Gov. Roy Cooper’s latest budget proposal wouldn’t raise tax rates. But his plan still calls for tax hikes.

Reconciling those two apparently contradictory statements requires a brief review of the budget Cooper signed into law in November 2021.

It was the state’s first new budget document since 2018. During a standoff that lasted more than two years, Cooper and other advocates of increased government spending were unable to secure major increases in appropriations. At the same time, Republican legislative leaders and other fans of a more competitive tax code were unable to take any steps to reduce tax rates.

The November 2021 budget deal broke the logjam. Lawmakers agreed to a spending increase, while Cooper signed his name to a document that lowered tax rates over time.

Individual income taxpayers are seeing the first impacts of that legislation as they fill out returns this year. The state’s flat tax rate dropped from 5.25% to 4.99% for the 2022 tax year. The rate will continue to drop each year until it hits 3.99% in 2027.

On the corporate side, the income tax will begin to drop from its current rate of 2.5% in 2025. By 2030, the corporate income tax rate will disappear.

While Cooper does not recommend raising any rates in his recent budget plan, he calls for freezing current rates in place. In other words, he wants state lawmakers to reverse tax cuts already embedded in state law.

The proposal prompted an interesting March 16 exchange on Twitter.

Legislative staffer Brent Woodcox posted a table showing future individual income tax rates: 4.75% in 2023, 4.6% in 2024, 4.5% in 2025, 4.25% in 2026, and the 3.99% rate scheduled to take effect in 2027.

“This is the tax rate under current law,” Woodcox noted. “@RoyCooperNC signed that law. The Governor’s budget changes that law in order to take more money from taxpayers to give it to the state. For people who don’t live in a fantasy land, we call that a tax increase.”

The governor’s spin team responded.

“If there’s any body on earth that has proven that things aren’t real until they happen, it’s the NC General Assembly,” wrote Ford Porter, Cooper’s communications director. “North Carolina taxes currently are what they currently are. We don’t think they should increase. We also don’t think big business/wealthy people need more breaks.”

It’s certainly true that taxes — more precisely, tax rates — “are what they currently are.” It’s also true that current state law calls for a lower tax rate next year, and the year after, and the year after that.

To change that law, as the governor advocates, would raise tax rates already scheduled to take effect in future years. As Woodcox noted, that change would amount to a tax increase.

Note also the words Porter used to defend stealth rate hikes. “We,” meaning the governor and his team, “don’t think big business/wealthy people need more breaks.”

The cuts in individual income tax rates benefit every person who pays income tax. Combine those rate cuts with recent increases in the standard deduction, and tax code changes Cooper signed into law in November 2021 have a much larger impact on reducing tax burdens for those at the lower end of the income scale.

It’s lucky for taxpayers that lawmakers who will craft the actual state budget will see through the governor’s spin.

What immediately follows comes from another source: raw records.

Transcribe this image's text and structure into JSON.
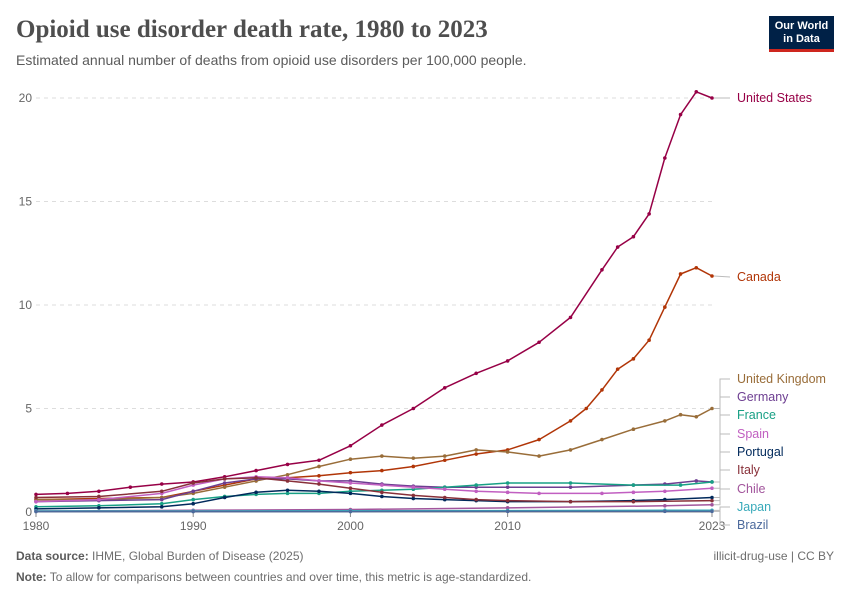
{
  "header": {
    "title": "Opioid use disorder death rate, 1980 to 2023",
    "subtitle": "Estimated annual number of deaths from opioid use disorders per 100,000 people."
  },
  "logo": {
    "line1": "Our World",
    "line2": "in Data"
  },
  "footer": {
    "source_label": "Data source:",
    "source_text": "IHME, Global Burden of Disease (2025)",
    "note_label": "Note:",
    "note_text": "To allow for comparisons between countries and over time, this metric is age-standardized.",
    "right_text": "illicit-drug-use | CC BY"
  },
  "chart_data": {
    "type": "line",
    "title": "Opioid use disorder death rate, 1980 to 2023",
    "xlabel": "",
    "ylabel": "",
    "xlim": [
      1980,
      2023
    ],
    "ylim": [
      0,
      20
    ],
    "x_ticks": [
      1980,
      1990,
      2000,
      2010,
      2023
    ],
    "y_ticks": [
      0,
      5,
      10,
      15,
      20
    ],
    "grid": "horizontal dashed",
    "legend": "right, labels at line ends",
    "series": [
      {
        "name": "United States",
        "color": "#970046",
        "values": [
          [
            1980,
            0.85
          ],
          [
            1982,
            0.9
          ],
          [
            1984,
            1.0
          ],
          [
            1986,
            1.2
          ],
          [
            1988,
            1.35
          ],
          [
            1990,
            1.45
          ],
          [
            1992,
            1.7
          ],
          [
            1994,
            2.0
          ],
          [
            1996,
            2.3
          ],
          [
            1998,
            2.5
          ],
          [
            2000,
            3.2
          ],
          [
            2002,
            4.2
          ],
          [
            2004,
            5.0
          ],
          [
            2006,
            6.0
          ],
          [
            2008,
            6.7
          ],
          [
            2010,
            7.3
          ],
          [
            2012,
            8.2
          ],
          [
            2014,
            9.4
          ],
          [
            2016,
            11.7
          ],
          [
            2017,
            12.8
          ],
          [
            2018,
            13.3
          ],
          [
            2019,
            14.4
          ],
          [
            2020,
            17.1
          ],
          [
            2021,
            19.2
          ],
          [
            2022,
            20.3
          ],
          [
            2023,
            20.0
          ]
        ]
      },
      {
        "name": "Canada",
        "color": "#b13507",
        "values": [
          [
            1980,
            0.6
          ],
          [
            1984,
            0.65
          ],
          [
            1988,
            0.7
          ],
          [
            1990,
            1.0
          ],
          [
            1992,
            1.3
          ],
          [
            1994,
            1.6
          ],
          [
            1996,
            1.65
          ],
          [
            1998,
            1.75
          ],
          [
            2000,
            1.9
          ],
          [
            2002,
            2.0
          ],
          [
            2004,
            2.2
          ],
          [
            2006,
            2.5
          ],
          [
            2008,
            2.8
          ],
          [
            2010,
            3.0
          ],
          [
            2012,
            3.5
          ],
          [
            2014,
            4.4
          ],
          [
            2015,
            5.0
          ],
          [
            2016,
            5.9
          ],
          [
            2017,
            6.9
          ],
          [
            2018,
            7.4
          ],
          [
            2019,
            8.3
          ],
          [
            2020,
            9.9
          ],
          [
            2021,
            11.5
          ],
          [
            2022,
            11.8
          ],
          [
            2023,
            11.4
          ]
        ]
      },
      {
        "name": "United Kingdom",
        "color": "#996d39",
        "values": [
          [
            1980,
            0.6
          ],
          [
            1984,
            0.6
          ],
          [
            1988,
            0.7
          ],
          [
            1990,
            0.9
          ],
          [
            1992,
            1.2
          ],
          [
            1994,
            1.5
          ],
          [
            1996,
            1.8
          ],
          [
            1998,
            2.2
          ],
          [
            2000,
            2.55
          ],
          [
            2002,
            2.7
          ],
          [
            2004,
            2.6
          ],
          [
            2006,
            2.7
          ],
          [
            2008,
            3.0
          ],
          [
            2010,
            2.9
          ],
          [
            2012,
            2.7
          ],
          [
            2014,
            3.0
          ],
          [
            2016,
            3.5
          ],
          [
            2018,
            4.0
          ],
          [
            2020,
            4.4
          ],
          [
            2021,
            4.7
          ],
          [
            2022,
            4.6
          ],
          [
            2023,
            5.0
          ]
        ]
      },
      {
        "name": "Germany",
        "color": "#6d3e91",
        "values": [
          [
            1980,
            0.5
          ],
          [
            1984,
            0.55
          ],
          [
            1988,
            0.6
          ],
          [
            1990,
            1.0
          ],
          [
            1992,
            1.4
          ],
          [
            1994,
            1.6
          ],
          [
            1996,
            1.6
          ],
          [
            1998,
            1.5
          ],
          [
            2000,
            1.5
          ],
          [
            2002,
            1.35
          ],
          [
            2004,
            1.25
          ],
          [
            2006,
            1.2
          ],
          [
            2008,
            1.2
          ],
          [
            2010,
            1.2
          ],
          [
            2014,
            1.2
          ],
          [
            2018,
            1.3
          ],
          [
            2020,
            1.35
          ],
          [
            2022,
            1.5
          ],
          [
            2023,
            1.45
          ]
        ]
      },
      {
        "name": "France",
        "color": "#18a085",
        "values": [
          [
            1980,
            0.25
          ],
          [
            1984,
            0.3
          ],
          [
            1988,
            0.4
          ],
          [
            1990,
            0.6
          ],
          [
            1992,
            0.75
          ],
          [
            1994,
            0.85
          ],
          [
            1996,
            0.9
          ],
          [
            1998,
            0.9
          ],
          [
            2000,
            1.0
          ],
          [
            2002,
            1.05
          ],
          [
            2004,
            1.1
          ],
          [
            2006,
            1.2
          ],
          [
            2008,
            1.3
          ],
          [
            2010,
            1.4
          ],
          [
            2014,
            1.4
          ],
          [
            2018,
            1.3
          ],
          [
            2021,
            1.3
          ],
          [
            2023,
            1.45
          ]
        ]
      },
      {
        "name": "Spain",
        "color": "#c15fc1",
        "values": [
          [
            1980,
            0.5
          ],
          [
            1984,
            0.6
          ],
          [
            1988,
            0.9
          ],
          [
            1990,
            1.3
          ],
          [
            1992,
            1.6
          ],
          [
            1994,
            1.7
          ],
          [
            1996,
            1.65
          ],
          [
            1998,
            1.5
          ],
          [
            2000,
            1.4
          ],
          [
            2002,
            1.3
          ],
          [
            2004,
            1.2
          ],
          [
            2006,
            1.1
          ],
          [
            2008,
            1.0
          ],
          [
            2010,
            0.95
          ],
          [
            2012,
            0.9
          ],
          [
            2016,
            0.9
          ],
          [
            2018,
            0.95
          ],
          [
            2020,
            1.0
          ],
          [
            2023,
            1.15
          ]
        ]
      },
      {
        "name": "Portugal",
        "color": "#00295b",
        "values": [
          [
            1980,
            0.15
          ],
          [
            1984,
            0.2
          ],
          [
            1988,
            0.25
          ],
          [
            1990,
            0.4
          ],
          [
            1992,
            0.7
          ],
          [
            1994,
            0.95
          ],
          [
            1996,
            1.05
          ],
          [
            1998,
            1.0
          ],
          [
            2000,
            0.9
          ],
          [
            2002,
            0.75
          ],
          [
            2004,
            0.65
          ],
          [
            2006,
            0.6
          ],
          [
            2008,
            0.55
          ],
          [
            2010,
            0.5
          ],
          [
            2014,
            0.5
          ],
          [
            2018,
            0.55
          ],
          [
            2020,
            0.6
          ],
          [
            2023,
            0.7
          ]
        ]
      },
      {
        "name": "Italy",
        "color": "#883039",
        "values": [
          [
            1980,
            0.7
          ],
          [
            1984,
            0.75
          ],
          [
            1988,
            1.0
          ],
          [
            1990,
            1.4
          ],
          [
            1992,
            1.6
          ],
          [
            1994,
            1.65
          ],
          [
            1996,
            1.5
          ],
          [
            1998,
            1.35
          ],
          [
            2000,
            1.15
          ],
          [
            2002,
            0.95
          ],
          [
            2004,
            0.8
          ],
          [
            2006,
            0.7
          ],
          [
            2008,
            0.6
          ],
          [
            2010,
            0.55
          ],
          [
            2014,
            0.5
          ],
          [
            2018,
            0.5
          ],
          [
            2023,
            0.55
          ]
        ]
      },
      {
        "name": "Chile",
        "color": "#a2559c",
        "values": [
          [
            1980,
            0.05
          ],
          [
            1990,
            0.08
          ],
          [
            2000,
            0.12
          ],
          [
            2010,
            0.2
          ],
          [
            2020,
            0.3
          ],
          [
            2023,
            0.35
          ]
        ]
      },
      {
        "name": "Japan",
        "color": "#38aaba",
        "values": [
          [
            1980,
            0.05
          ],
          [
            1990,
            0.05
          ],
          [
            2000,
            0.06
          ],
          [
            2010,
            0.07
          ],
          [
            2020,
            0.08
          ],
          [
            2023,
            0.08
          ]
        ]
      },
      {
        "name": "Brazil",
        "color": "#4c6a9c",
        "values": [
          [
            1980,
            0.02
          ],
          [
            1990,
            0.02
          ],
          [
            2000,
            0.02
          ],
          [
            2010,
            0.03
          ],
          [
            2020,
            0.03
          ],
          [
            2023,
            0.03
          ]
        ]
      }
    ]
  }
}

Those who’ve been working long enough at the General Assembly will remember a similar scenario in 2011. Then-Gov. Beverly Perdue, a Democrat working for the first time with a Republican-led General Assembly, wanted to change existing state law.

Rather than let a temporary 1-cent sales tax expire as scheduled, Perdue submitted a budget proposal to preserve 0.75 cents of the disappearing tax. Perdue’s team characterized the idea as a tax cut.

How? The existing sales tax rate for the current budget year would fall by 0.25 cents in the new budget year. A lower rate must mean a tax cut, right?

Not so fast. Republican lawmakers reminded Perdue and her supporters that state law — written by Democratic lawmakers and signed by the governor — called for a sales tax rate one full cent lower than the current rate and 0.75 cents lower than the rate Perdue recommended.

She was calling for a tax hike. Lawmakers rejected her plan. They preserved existing state law. The decision helped all taxpayers.

Taxpayers will benefit again when legislators ignore the current spin about freezing tax rates. Cooper proposes a tax hike. The General Assembly will say no.

Mitch Kokai is senior political analyst for the John Locke Foundation.